In October the government announced it was axing 192 of the public bodies - such as the Film Council and the Audit Commission - while 118 would be merged. The review was overseen by Cabinet Office Minister Francis Maude. Quangos - "quasi-autonomous non-governmental organisations" - are arm's-length bodies funded by Whitehall departments but not run by them. They are advisory bodies, consumer watchdogs or organisations carrying out public services. The government reviewed 901 bodies - 679 quangos and 222 other statutory bodies.
A review of that review was carried out by the Commons public administration select committee, which found the tests used to judge the quangos were "hopelessly unclear" and had not been applied consistently. "The current approach is not going to deliver significant cost savings or result in greater accountability," the report found. "There was no meaningful consultation, the tests the review used were not clearly defined and the Cabinet Office failed to establish a proper procedure."

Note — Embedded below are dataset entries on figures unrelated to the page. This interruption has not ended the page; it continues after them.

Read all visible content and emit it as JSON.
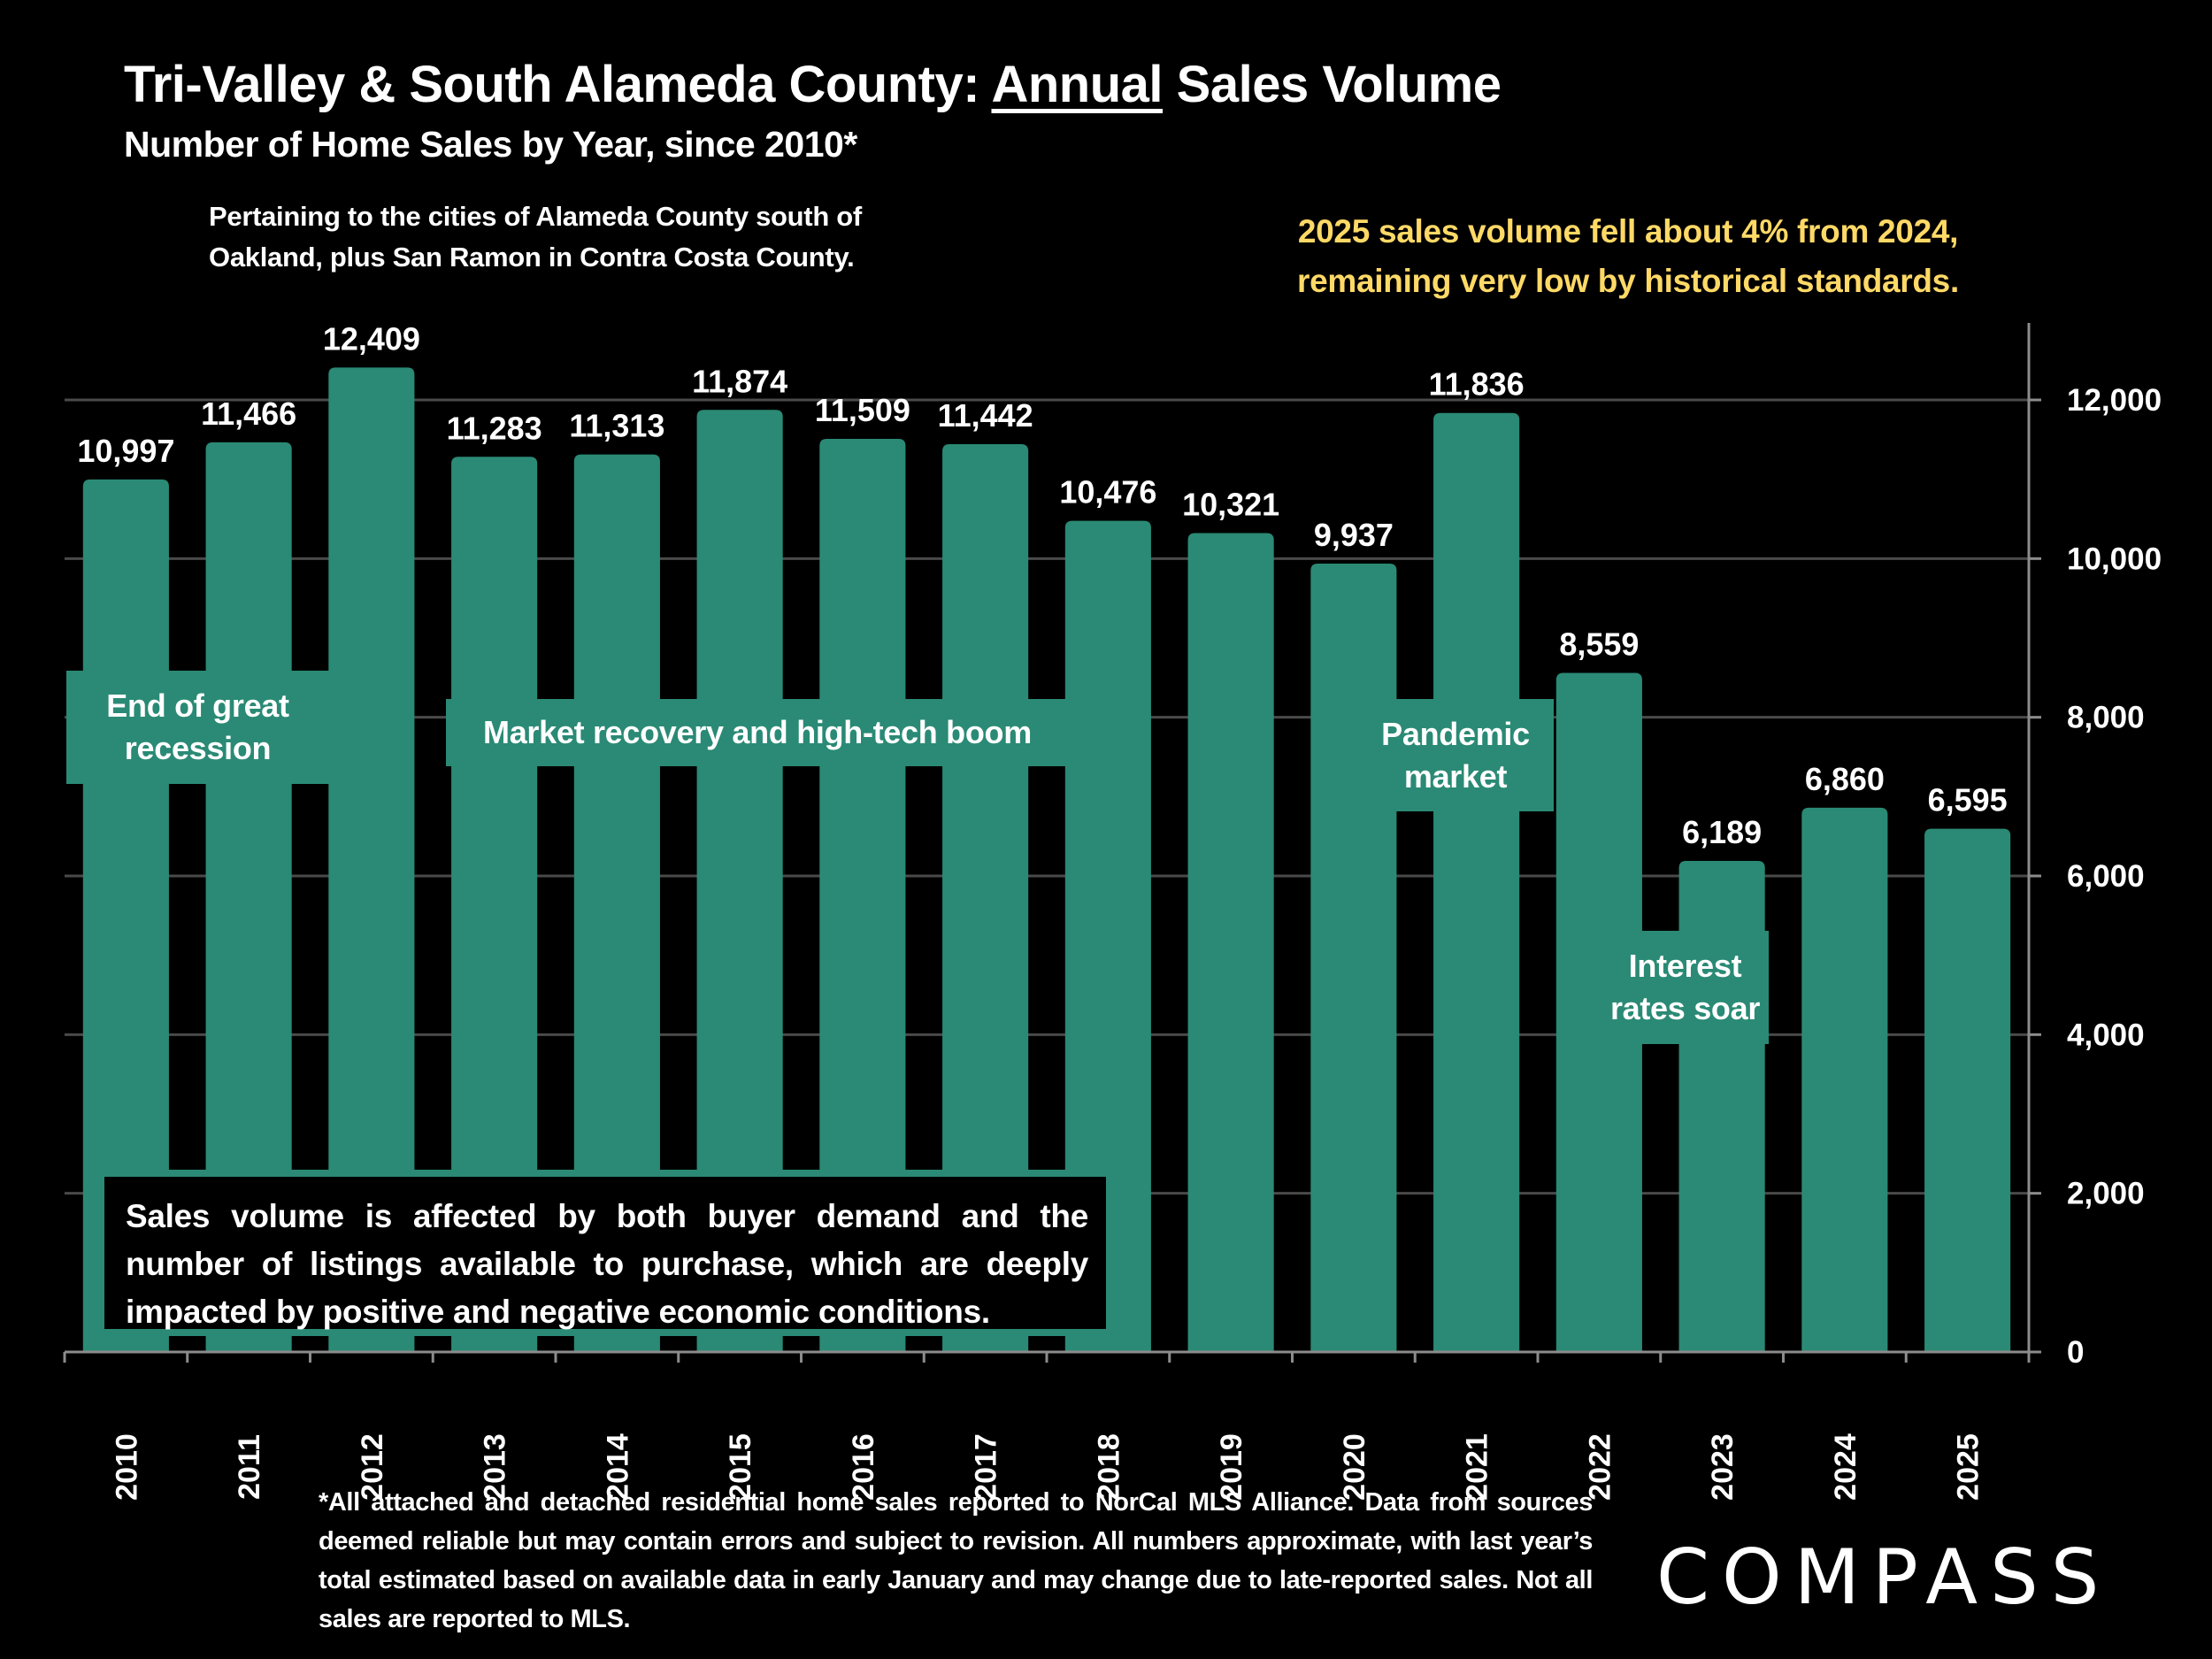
{
  "header": {
    "title_prefix": "Tri-Valley & South Alameda County:  ",
    "title_underlined": "Annual",
    "title_suffix": " Sales Volume",
    "subtitle": "Number of Home Sales by Year, since 2010*",
    "region_note_line1": "Pertaining to the cities of Alameda County south of",
    "region_note_line2": "Oakland, plus San Ramon in Contra Costa County.",
    "callout_line1": "2025 sales volume fell about 4% from 2024,",
    "callout_line2": "remaining very low by historical standards."
  },
  "annotations": {
    "end_recession_line1": "End of great",
    "end_recession_line2": "recession",
    "recovery": "Market recovery and high-tech boom",
    "pandemic_line1": "Pandemic",
    "pandemic_line2": "market",
    "rates_line1": "Interest",
    "rates_line2": "rates soar"
  },
  "note_box": "Sales volume is affected by both buyer demand and the number of listings available to purchase, which are deeply impacted by positive and negative economic conditions.",
  "footnote": "*All attached and detached residential home sales reported to NorCal MLS Alliance. Data from sources deemed reliable but may contain errors and subject to revision. All numbers approximate, with last year’s total estimated based on available data in early January and may change due to late-reported sales. Not all sales are reported to MLS.",
  "logo": {
    "text": "COMPASS"
  },
  "colors": {
    "bar": "#2a8a75",
    "background": "#000000",
    "callout": "#ffd966",
    "grid": "#4a4a4a",
    "axis": "#8c8c8c"
  },
  "chart_data": {
    "type": "bar",
    "title": "Tri-Valley & South Alameda County: Annual Sales Volume",
    "subtitle": "Number of Home Sales by Year, since 2010*",
    "xlabel": "",
    "ylabel": "",
    "categories": [
      "2010",
      "2011",
      "2012",
      "2013",
      "2014",
      "2015",
      "2016",
      "2017",
      "2018",
      "2019",
      "2020",
      "2021",
      "2022",
      "2023",
      "2024",
      "2025"
    ],
    "values": [
      10997,
      11466,
      12409,
      11283,
      11313,
      11874,
      11509,
      11442,
      10476,
      10321,
      9937,
      11836,
      8559,
      6189,
      6860,
      6595
    ],
    "value_labels": [
      "10,997",
      "11,466",
      "12,409",
      "11,283",
      "11,313",
      "11,874",
      "11,509",
      "11,442",
      "10,476",
      "10,321",
      "9,937",
      "11,836",
      "8,559",
      "6,189",
      "6,860",
      "6,595"
    ],
    "ylim": [
      0,
      13000
    ],
    "yticks": [
      0,
      2000,
      4000,
      6000,
      8000,
      10000,
      12000
    ],
    "ytick_labels": [
      "0",
      "2,000",
      "4,000",
      "6,000",
      "8,000",
      "10,000",
      "12,000"
    ],
    "y_axis_side": "right",
    "grid": true,
    "legend": "none"
  }
}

Conservative MP Bernard Jenkin, chair of the committee, said: "The whole process was rushed and poorly handled and should have been thought through a lot more. This was a fantastic opportunity to help build the Big Society and save money at the same time, but it has been botched. The government needs to rethink which functions public bodies need to perform and consider transferring some of these functions over to mutuals and charities."
The MPs said the potential for cost savings was "probably exaggerated" in pre-election promises and reducing spending required more fundamental decisions about cutting state roles altogether. Returning direct responsibility to ministers for some roles risked undermining other forms of accountability and some issues could get lost in wider Whitehall remits, they concluded. "This will mean less effective accountability and challenge on a day-to-day basis," they said.
A commitment by ministers to consult further was welcome, the MPs said, but demanded an assurance that decisions would be reversed if those talks found they had been wrong. The report said "badly drafted" legislation implementing the cull needed more safeguards to prevent ministers abusing wide powers to abolish and reform other bodies in future.
Among its recommendations, the committee said the legislation should be limited to the present process. It said it "contains insufficient safeguards to prevent the misuse of powers by ministers" - something which has already led to several defeats in the House of Lords.